Le premier jour, Monsieur a commandé à dîner ; le lendemain, Monsieur n’a mangé que du saumon, et puis, Monsieur, depuis lors, a tout pris à crédit…

Khlestakof.

Imbécile, vas-tu recommencer tes additions ? En tout combien cela fait-il ?…

Le Gouverneur.

Ne vous donnez pas cette peine, il attendra bien. (Au garçon.) Va-t’en, on réglera cela.

Khlestakof.

Au fait, vous avez raison. (Il met l’argent dans sa poche ; le garçon sort. Bobtchinski regarde par la porte entr’ouverte.)



Scène X.

LE GOUVERNEUR, KHLESTAKOF, DOBTCHINSKI.
Le Gouverneur.

Ne vous plairait-il pas de voir maintenant quelques établissements publics de notre ville… l’hospice, par exemple, et quelques autres…

Khlestakof.

Qu’est-ce qu’il y a donc à voir ?…

Le Gouverneur.

C’est que chez nous, voyez-vous, l’administration est si régulière… il y a tant d’ordre, que…

Khlestakof.

Je serai enchanté ! Je suis tout à vos ordres.

(Bobtchinski passe la tête par la porte entr’ouverte.)
Le Gouverneur.

De là, si vous aviez envie de visiter le collège du district, vous verriez l’ordre remarquable avec lequel on cultive ici les sciences.

Khlestakof.

Volontiers, volontiers.

Le Gouverneur.

Ensuite, si vous vouliez entrer dans le fort et dans la prison de ville, vous verriez de quelle manière on garde ici les coupables.

Khlestakof.

Pourquoi voir la prison ? il vaut mieux visiter les établissements de bienfaisance.

Le Gouverneur.

Comme il vous plaira. Que préférez-vous ? irons-nous dans votre voiture ou bien accepterez-vous une place dans mon drochki ?

Khlestakof.

J’aime mieux aller avec vous dans votre drohcki.
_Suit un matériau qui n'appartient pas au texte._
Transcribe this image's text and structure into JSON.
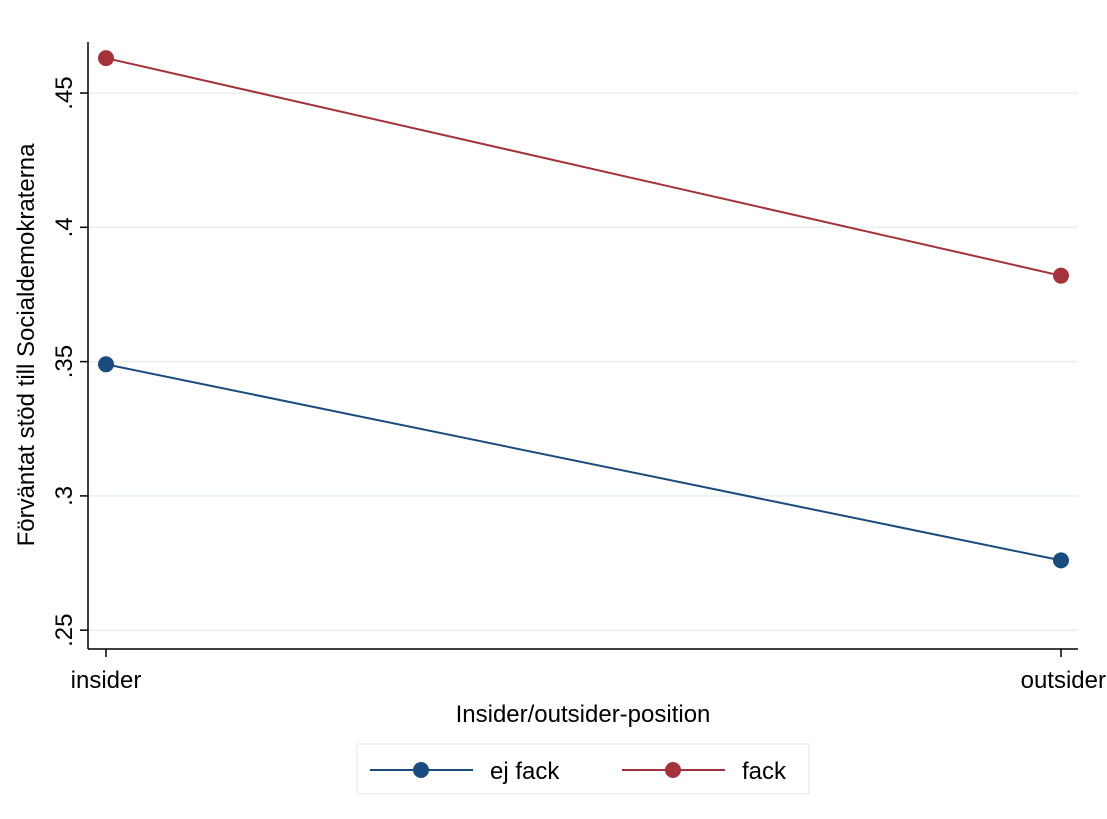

Le Gouverneur, à Dobtchinski.

Ma foi, Pëtr Ivanovitch, je n’ai plus de place pour vous.

Dobtchinski.

Ne faites pas attention à moi.

Le Gouverneur, bas à Dobtchinski.

Écoutez. Vous allez courir, mais comme un dératé, pour porter deux billets, l’un à Zemlianika, à l’hospice, l’autre à ma femme. (À Khlestakof.) Oserais-je vous demander la permission d’écrire en votre présence une ligne à ma femme, pour qu’elle se prépare à recevoir un hôte si distingué.

Khlestakof.

Oh ! Monsieur, ce n’est pas la peine… Au reste, voici l’écritoire… seulement du papier… je ne sais pas… Ah ! tenez ce compte, cela peut-il servir ?

Le Gouverneur.

Parfaitement. (À part, tout en écrivant.) Ah ! nous verrons comment iront nos affaires quand il aura tâté d’un déjeuner et des bouteilles à grosse panse… Nous avons le madère du gouvernement ; il n’est pas très-bien pour l’œil, mais il vous enfoncerait un éléphant. Je voudrais bien savoir quel homme c’est, et de quel côté il faut s’en garer. (Il écrit le billet, le donne à Dobtchinski qui se dirige vers la porte, mais en ce moment elle se détache et Bobtchinski qui s’y tenait collé, tombe avec elle sur la scène. Exclamation générale. Bobtchinski se relève.)

Khlestakof.

Vous êtes-vous fait mal ?

Bobtchinski.

Rien, rien du tout, pas la moindre des choses ; seulement sur le nez, un petit horion. Je cours chez Christian Ivanovitch. Il y a chez lui de l’emplâtre si bon qu’il n’y paraîtra plus.

Le Gouverneur, après avoir fait un geste de reproche à Bobtchinski.

(À Khlestakof.) Ce n’est rien. Je vous en supplie, Monsieur, veuillez passer… Je vais dire à votre domestique d’apporter vos effets. (À Osip.) Mon cher ami, tu porteras tout le bagage chez moi, chez le gouverneur ; tout le monde te dira le chemin. Je vous en supplie, Monsieur… (Il fait passer devant Khlestakof et le suit ; au moment de sortir, il se retourne d’un air irrité vers Bobtchinski.) A-t-on vu pareille maladresse ! Comme si vous ne pouviez pas prendre un autre endroit pour vous jeter par terre. Et s’étaler comme un je ne sais quoi !… (Il sort suivi de Bobtchinski.)


FIN DU DEUXIÈME ACTE.



  1. Abréviation populaire de Saint-Pétersbourg.